Tuesday, November 2, 2010

Australia and India Continue to Hike Rates in Face of Money Printing Campaign from U.S., Japan, (and UK Again Soon)

Quite fascinating to watch this all play out - the continued easing of monetary policy in the developed world, transferred almost immediately via capital flows to faster growing and/or emerging markets, essentially importing inflation for those countries.   Overnight both Australia and India continued their fight against these money flows.  If there is no end to the QE train in 2011, intra country squabbling is sure to follow.  Especially as the Bank of England, Bank of Japan, and potentially European Central Bank are forced to retaliate to Easy Ben by printing more themselves.
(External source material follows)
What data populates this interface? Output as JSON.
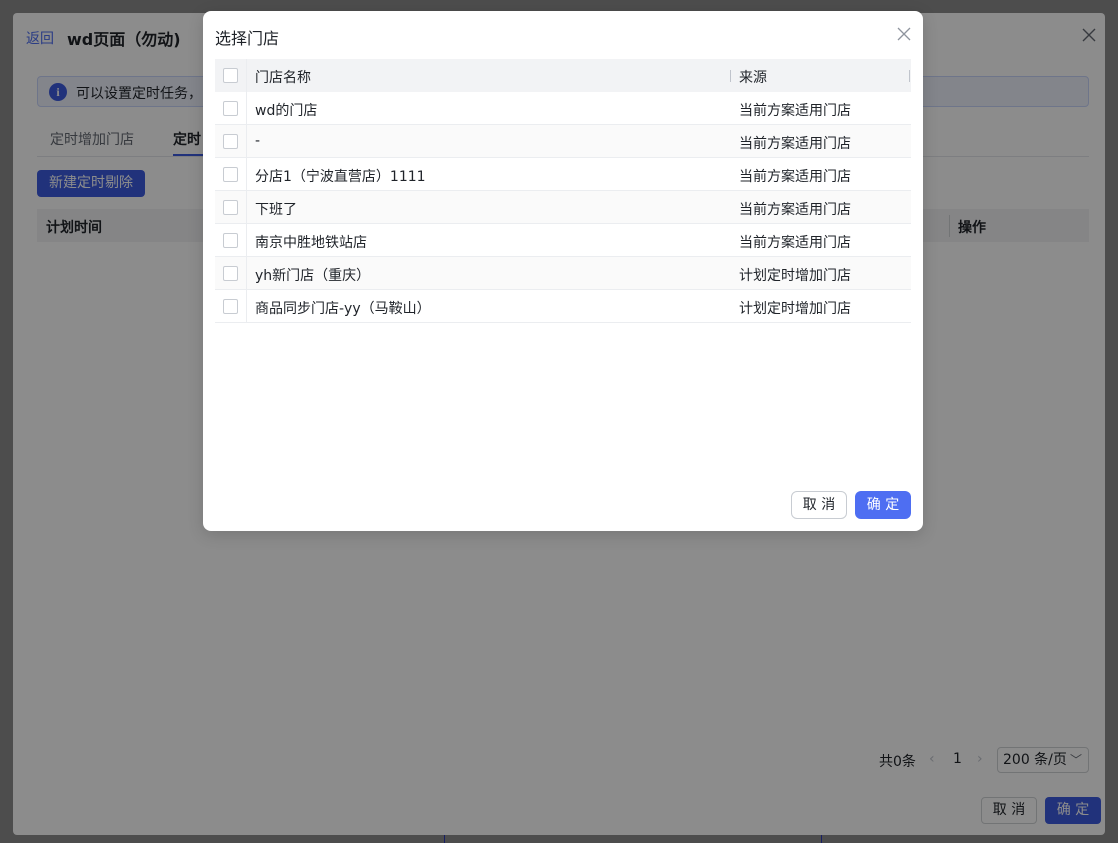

  • Australia and India raised interest rates on Tuesday, in separate moves that highlighted the growing contrast between the Asia-Pacific region’s rapid growth and the still-fragile recovery in other parts of the world.
  • While central banks in the United States, Europe and Japan are still having to prop up their economies with very low interest rates — and the Federal Reserve is expected to announce additional pump-priming measures this week — many of their counterparts in developing Asia and in fast-growing Australia have been increasing the cost of borrowing again during this year.
  • Australia’s move to bump up its key cash rate to 4.75 percent, which few economists had expected, was the latest in a series of increases, which began in October 2009 and now totals 1.75 percentage points.
  • India, too, has pushed up rates gradually this year. On Tuesday it added another quarter of a percentage point to the repurchase rate for short-term lending, making it 6.25 percent, and to the reverse repurchase rate for short-term borrowing, now at 5.25 percent.
  • The Reserve Bank of India cited rising inflation pressures, which have become the major bugbear for policy makers throughout the region, as the reason for the latest rate increase.
  • Unencumbered by the debt levels that are still haunting their counterparts in the West, most Asian economies are set to enjoy robust growth this year. Increasing intra-Asian trade, including with China, also has helped offset the declining consumer demand in the United States.
  • China, Taiwan, South Korea and Malaysia also have started to increase borrowing costs, as have Brazil and other emerging market economies, though the cumulative moves by Australia and India have been among the most aggressive to date/
  • “Most commodity prices have firmed, after a fall earlier in the year,” Glenn Stevens, the governor of the Reserve Bank of Australia, said in a statement after the rate decision on Tuesday. “The prices most important to Australia remain at very high levels, with the result that the terms of trade are at their highest since the early 1950s.”
  • For many such countries, rising food and energy prices, rather than slow growth, have emerged as the main worry for policy makers.  India’s economy, for example, grew at a rate of 8.8% in the three months that ended in June, compared with the same period a year earlier. But the wholesale price index for September, the last one released before the central bank’s meeting, had risen at an annual rate of 8.62%, from 8.5% in August.
  • The Reserve Bank of Australia’s unexpected decision to stage another rate increase prompted the Australian dollar to jump on Tuesday. The currency has been steadily appreciating for months; by late afternoon in Sydney, one Australian dollar was worth almost exactly $1.
  • Other currencies in the region have been undergoing similar rises in recent months, as investors from slower-growing economies have sent cash into emerging markets in search of higher returns.
  • Although the phenomenon has been going on for many months, it gathered much steam over the summer, to the extent that policy makers have begun to fret that the currency appreciation could hurt their exporters, and that the capital inflows could send asset prices into bubble territory.
  • The widely anticipated move by the Fed to resume buying vast amounts of U.S. government debt to aid the economic recovery could prompt these capital flows into emerging markets to escalate further, analysts say. 
The Australian dollar is about to break parity with the US peso greenback.  To put it into perspective, at the height of the financial crisis Aussie dollars were trading at 60 cents on the USD.  For currency markets, that is an amazing move in 2 years.